National Team AI Controversy, Finding Hints in Black and White Chefs
Key Points
- 1A controversy has arisen over South Korea's national AI model selection due to the ambiguous "From Scratch" criterion, sparking debate between purism and the practical use of open-source models.
- 2The article uses an analogy from a cooking show to highlight the difficulty in defining "From Scratch" for AI, comparing open-source models to pre-made stock or soy sauce, where their status as a "single ingredient" is debated.
- 3The author argues that the government should establish clear, pragmatic standards to end the debate, asserting that the true objective is to foster globally competitive AI, not to enforce an impractical "purity" that hinders progress.
This paper discusses the ongoing controversy surrounding South Korea's national AI model selection process, specifically regarding the "From Scratch" development requirement. The government initiated this project to enhance Korea's AI competitiveness by supporting a "representative foundational model" built purely with domestic technology. However, the definition of "From Scratch" in the context of AI remains ambiguous, leading to a heated debate.
The core of the controversy lies in whether AI models developed using open-source components should be considered "From Scratch." The term "From Scratch" originates from cooking, meaning to prepare a dish entirely from basic ingredients, avoiding pre-made or semi-finished products. While this concept signifies self-reliance in AI development, its application poses challenges: it's unclear what constitutes "basic ingredients" in AI, and to what extent architectures, public research papers, or open-source code are permissible. This has led to a conflict between "purity," advocating for strictly original development, and "realism," arguing that leveraging open-source, a global standard, is practical and necessary.
To illustrate this dilemma, the author draws an analogy from the cooking show "Black and White Chef 2." In the show, a contestant faced controversy for using "brown veal stock" as one of their ten permitted sub-ingredients. Brown veal stock, while seemingly a single ingredient, is itself a complex preparation involving roasting bones and vegetables, and simmering for extended periods—an "already completed base" that condenses numerous ingredients and a chef's time. Viewers debated whether counting it as a single ingredient was fair, aligning with the "letter of the rule" but perhaps not its "spirit." This situation is directly paralleled to open-source foundation models in AI: they appear as single entities but encapsulate immense capital, computing resources (e.g., hundreds of billions of Korean Won, thousands of GPUs), and vast data accumulation. Using them allows for significantly faster development of high-quality AI models.

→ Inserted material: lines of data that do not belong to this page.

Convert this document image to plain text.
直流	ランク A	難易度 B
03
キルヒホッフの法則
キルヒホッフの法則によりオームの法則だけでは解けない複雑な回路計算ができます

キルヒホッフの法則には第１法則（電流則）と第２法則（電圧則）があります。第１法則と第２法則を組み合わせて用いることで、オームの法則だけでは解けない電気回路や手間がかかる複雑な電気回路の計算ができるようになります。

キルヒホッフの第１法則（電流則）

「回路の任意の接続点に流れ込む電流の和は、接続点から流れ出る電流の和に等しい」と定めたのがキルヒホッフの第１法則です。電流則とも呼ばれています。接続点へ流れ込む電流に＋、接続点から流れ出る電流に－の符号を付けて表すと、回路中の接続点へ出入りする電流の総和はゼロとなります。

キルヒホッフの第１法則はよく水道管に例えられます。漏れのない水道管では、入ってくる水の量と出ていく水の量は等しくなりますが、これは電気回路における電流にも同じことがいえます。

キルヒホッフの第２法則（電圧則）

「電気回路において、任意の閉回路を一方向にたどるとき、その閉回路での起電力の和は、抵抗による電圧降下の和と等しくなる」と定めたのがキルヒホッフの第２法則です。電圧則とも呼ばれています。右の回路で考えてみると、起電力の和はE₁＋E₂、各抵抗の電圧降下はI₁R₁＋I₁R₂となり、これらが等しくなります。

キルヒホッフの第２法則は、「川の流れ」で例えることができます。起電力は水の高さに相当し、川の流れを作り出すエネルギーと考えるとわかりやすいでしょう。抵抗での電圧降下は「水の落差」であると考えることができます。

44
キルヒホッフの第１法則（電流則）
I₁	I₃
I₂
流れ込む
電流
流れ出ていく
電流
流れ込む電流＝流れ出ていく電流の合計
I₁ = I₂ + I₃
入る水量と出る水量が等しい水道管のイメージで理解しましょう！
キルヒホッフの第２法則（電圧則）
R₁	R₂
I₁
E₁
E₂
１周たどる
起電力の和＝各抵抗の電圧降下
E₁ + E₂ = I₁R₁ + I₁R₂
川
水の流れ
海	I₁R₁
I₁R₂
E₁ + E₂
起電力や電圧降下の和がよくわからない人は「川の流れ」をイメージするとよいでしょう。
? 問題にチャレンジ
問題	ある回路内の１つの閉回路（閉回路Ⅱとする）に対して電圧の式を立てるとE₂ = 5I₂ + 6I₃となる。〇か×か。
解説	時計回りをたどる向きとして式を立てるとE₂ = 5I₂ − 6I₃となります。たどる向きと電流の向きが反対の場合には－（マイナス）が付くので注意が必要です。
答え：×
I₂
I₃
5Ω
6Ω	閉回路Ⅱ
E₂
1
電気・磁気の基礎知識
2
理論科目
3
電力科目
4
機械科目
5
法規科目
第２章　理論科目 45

The paper further extends the analogy by asking, "If brown veal stock is problematic, what about soy sauce?" Soy sauce, despite its simple appearance, also involves a complex, time-consuming fermentation process from numerous ingredients. Yet, it is universally accepted as a "basic ingredient" in cooking without controversy, indicating a "social consensus." In the "Black and White Chef" example, the production team accepted the brown veal stock as one ingredient, and the judges evaluated the dish solely on its culinary merit, prioritizing the "game" over a perfect definition.
The author argues that this presents a crucial hint for the government: instead of endlessly debating the "purity" of ingredients like stock or soy sauce, which lack a single "mathematical formula" answer, the focus should be on establishing clear "criteria" to end the unproductive debate. The true objective of the national AI project is to foster "strong" AI models capable of competing globally, not necessarily "pure" models that avoid every line of foreign code. The use of open-source is merely a means, not the end goal. Just as a chef's skill isn't diminished by using soy sauce, an AI company's technical prowess shouldn't be invalidated by utilizing open-source. The paper concludes by emphasizing the critical importance of time. While the nation deliberates the definition of "From Scratch," global tech giants are already advancing to the next generation of AI models. Excessive deliberation risks missing the global race entirely.